RMC Sport

La Tunisie, au nom des siens

La Tunisie veut gagner une 2e CAN, après celle de 2004

La Tunisie veut gagner une 2e CAN, après celle de 2004 - -

Marquée il y a un an par la « révolution de Jasmin » et le départ du pouvoir de Ben Ali, la Tunisie a depuis retrouvé sa liberté. Un moment d’histoire auquel la sélection nationale, qui affronte le Niger ce vendredi (17h), aimerait participer à sa manière en remportant la Coupe d’Afrique des nations.

Il y a un peu plus d’un an, la Tunisie était à feu et à sang. Après quatre semaines de manifestations et d’affrontements entre les révolutionnaires et l’armée, le président Ben Ali quittait un poste qu’il occupait depuis 1987. Une page sanglante de l’histoire du pays, qui a fait plus de 300 morts, mais qui a redonné la liberté à un peuple trop longtemps sous le joug du clan Ben Ali et initié la série de révolutions qui a ensuite touché les pays arabes (Egypte, Libye, Syrie).

Sport national en Tunisie, le football n’a pas échappé à cette crise politique, le championnat local s’étant arrêté durant trois mois et demi. Milieu de terrain international, Adel Chedli évoluait à l’Etoile du Sahel durant cette période. Il se souvient : « Le peuple s’est soulevé, on était avec lui. Au niveau du football, c’était assez dur par rapport à la sécurité donc le championnat était difficile. On jouait sans public, on ne savait pas si on allait jouer ou pas. » Lors de l’arrêt du championnat, l’ancien Sochalien se réfugie alors en France, les conditions de sécurité n’étant plus assurées devant son domicile tunisien, où les balles fusent.

Chedli : « Maintenant, on joue pour tout un peuple »
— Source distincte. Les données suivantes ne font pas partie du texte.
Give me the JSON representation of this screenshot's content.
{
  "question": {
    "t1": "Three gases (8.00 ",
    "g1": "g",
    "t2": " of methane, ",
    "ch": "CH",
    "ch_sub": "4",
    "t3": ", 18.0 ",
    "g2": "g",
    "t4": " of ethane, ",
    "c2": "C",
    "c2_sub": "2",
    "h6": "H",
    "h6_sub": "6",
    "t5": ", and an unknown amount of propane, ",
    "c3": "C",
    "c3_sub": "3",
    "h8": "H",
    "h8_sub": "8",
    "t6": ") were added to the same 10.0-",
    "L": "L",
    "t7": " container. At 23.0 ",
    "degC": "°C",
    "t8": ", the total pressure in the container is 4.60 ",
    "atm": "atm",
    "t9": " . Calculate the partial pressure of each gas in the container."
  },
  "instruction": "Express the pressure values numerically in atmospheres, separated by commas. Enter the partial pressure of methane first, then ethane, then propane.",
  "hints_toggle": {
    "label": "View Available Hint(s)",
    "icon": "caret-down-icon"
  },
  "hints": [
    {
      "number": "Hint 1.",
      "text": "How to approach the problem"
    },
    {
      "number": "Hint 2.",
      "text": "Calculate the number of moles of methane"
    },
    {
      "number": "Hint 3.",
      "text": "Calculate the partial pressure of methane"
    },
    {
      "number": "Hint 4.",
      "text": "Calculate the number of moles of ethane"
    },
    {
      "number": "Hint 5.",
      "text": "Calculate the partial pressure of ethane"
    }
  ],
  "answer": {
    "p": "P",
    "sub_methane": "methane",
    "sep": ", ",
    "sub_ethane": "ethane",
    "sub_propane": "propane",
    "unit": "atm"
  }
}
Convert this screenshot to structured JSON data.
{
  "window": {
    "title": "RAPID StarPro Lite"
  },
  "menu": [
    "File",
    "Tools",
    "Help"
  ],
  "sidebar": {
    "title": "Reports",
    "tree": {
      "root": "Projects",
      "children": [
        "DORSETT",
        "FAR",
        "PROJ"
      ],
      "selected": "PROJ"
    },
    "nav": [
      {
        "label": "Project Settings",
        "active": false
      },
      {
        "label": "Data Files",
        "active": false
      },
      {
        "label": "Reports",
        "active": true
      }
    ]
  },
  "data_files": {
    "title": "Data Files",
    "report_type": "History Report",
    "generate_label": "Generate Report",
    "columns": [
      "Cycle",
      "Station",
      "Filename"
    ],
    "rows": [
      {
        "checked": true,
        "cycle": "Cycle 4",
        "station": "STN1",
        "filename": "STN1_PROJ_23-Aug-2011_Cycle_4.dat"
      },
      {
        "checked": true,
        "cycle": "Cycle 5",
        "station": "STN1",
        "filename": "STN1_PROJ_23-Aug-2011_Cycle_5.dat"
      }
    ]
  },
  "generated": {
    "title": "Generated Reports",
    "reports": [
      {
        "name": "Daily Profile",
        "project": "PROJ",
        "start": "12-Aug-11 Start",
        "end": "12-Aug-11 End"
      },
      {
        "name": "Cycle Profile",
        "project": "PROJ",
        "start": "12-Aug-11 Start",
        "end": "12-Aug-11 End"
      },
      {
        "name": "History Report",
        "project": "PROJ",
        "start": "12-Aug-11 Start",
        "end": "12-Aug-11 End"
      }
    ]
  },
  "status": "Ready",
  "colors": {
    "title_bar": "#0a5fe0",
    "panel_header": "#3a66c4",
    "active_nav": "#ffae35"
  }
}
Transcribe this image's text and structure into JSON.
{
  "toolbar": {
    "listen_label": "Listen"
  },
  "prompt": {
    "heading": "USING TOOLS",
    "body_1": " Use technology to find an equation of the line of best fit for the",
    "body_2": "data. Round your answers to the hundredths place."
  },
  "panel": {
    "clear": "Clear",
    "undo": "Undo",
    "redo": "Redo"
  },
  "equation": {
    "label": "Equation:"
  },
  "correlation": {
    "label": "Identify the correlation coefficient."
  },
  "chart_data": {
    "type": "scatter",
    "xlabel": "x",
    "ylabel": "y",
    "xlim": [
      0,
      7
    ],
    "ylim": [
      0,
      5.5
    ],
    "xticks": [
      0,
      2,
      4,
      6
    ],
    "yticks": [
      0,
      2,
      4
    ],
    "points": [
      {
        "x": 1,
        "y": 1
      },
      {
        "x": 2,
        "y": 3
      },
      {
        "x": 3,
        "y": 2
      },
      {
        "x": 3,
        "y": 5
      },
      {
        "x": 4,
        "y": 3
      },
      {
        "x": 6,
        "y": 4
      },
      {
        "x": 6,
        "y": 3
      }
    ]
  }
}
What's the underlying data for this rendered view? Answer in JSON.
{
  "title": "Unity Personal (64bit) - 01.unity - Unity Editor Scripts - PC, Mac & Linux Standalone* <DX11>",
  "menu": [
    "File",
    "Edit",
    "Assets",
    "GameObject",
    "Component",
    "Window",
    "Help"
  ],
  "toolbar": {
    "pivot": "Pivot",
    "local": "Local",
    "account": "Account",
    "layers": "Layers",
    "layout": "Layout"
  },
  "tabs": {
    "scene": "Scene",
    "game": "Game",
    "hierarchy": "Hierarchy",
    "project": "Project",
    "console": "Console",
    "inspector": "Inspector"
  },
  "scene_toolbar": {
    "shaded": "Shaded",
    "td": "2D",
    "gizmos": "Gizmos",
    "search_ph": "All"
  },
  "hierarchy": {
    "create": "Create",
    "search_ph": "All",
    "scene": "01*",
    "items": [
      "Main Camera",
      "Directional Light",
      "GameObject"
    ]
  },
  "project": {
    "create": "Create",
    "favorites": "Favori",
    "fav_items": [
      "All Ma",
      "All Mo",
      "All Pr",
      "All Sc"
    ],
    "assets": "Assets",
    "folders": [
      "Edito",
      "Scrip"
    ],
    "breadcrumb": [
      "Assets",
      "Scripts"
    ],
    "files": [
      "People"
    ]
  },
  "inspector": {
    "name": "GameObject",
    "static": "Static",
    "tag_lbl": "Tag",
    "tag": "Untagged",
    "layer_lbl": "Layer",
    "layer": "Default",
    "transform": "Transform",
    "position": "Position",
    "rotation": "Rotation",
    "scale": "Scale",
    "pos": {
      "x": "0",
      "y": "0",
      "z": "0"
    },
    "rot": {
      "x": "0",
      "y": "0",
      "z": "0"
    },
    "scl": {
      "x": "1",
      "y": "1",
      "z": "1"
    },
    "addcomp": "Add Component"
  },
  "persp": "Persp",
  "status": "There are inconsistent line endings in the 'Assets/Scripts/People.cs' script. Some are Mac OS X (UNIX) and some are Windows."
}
Plus qu’un peuple, la « révolution de Jasmin » a également libéré des institutions sclérosées par un pouvoir qui souhaitait contrôler tous les organes de la société, y compris dans le milieu du ballon rond. « Le football tunisien était sous le joug du despotisme, confie Anouar Haddad, le président de la Fédération tunisienne, en poste depuis presque un an. Il y avait des interventions de partout. Le choix était dicté par certaines personnes de convoquer tel joueur ou de ne pas convoquer tel autre, même s’il se trouvait en super forme, car il avait des tendances politiques contraires. Maintenant, c’est un choix qui se fait sur des critères bien définis et c’est le staff technique qui est le seul habilité à convoquer tel ou tel joueur. »

Beaucoup moins en réussite ces dernières années, le sport tunisien semble avoir trouvé un second souffle depuis un an, avec notamment les succès continentaux des basketteurs et des handballeurs, ainsi que la victoire des footballeurs à la CHAN (l’équivalent de la CAN mais réservée aux joueurs qui évoluent dans leur pays). « Avant c’était fermé, maintenant on joue pour tout un peuple », lance Adel Chedli. Un peuple qui attend que son équipe nationale remporte une deuxième CAN, après celle conquise en 2004. Car en Tunisie, c’est désormais le vent de l’espoir qui souffle sur le pays.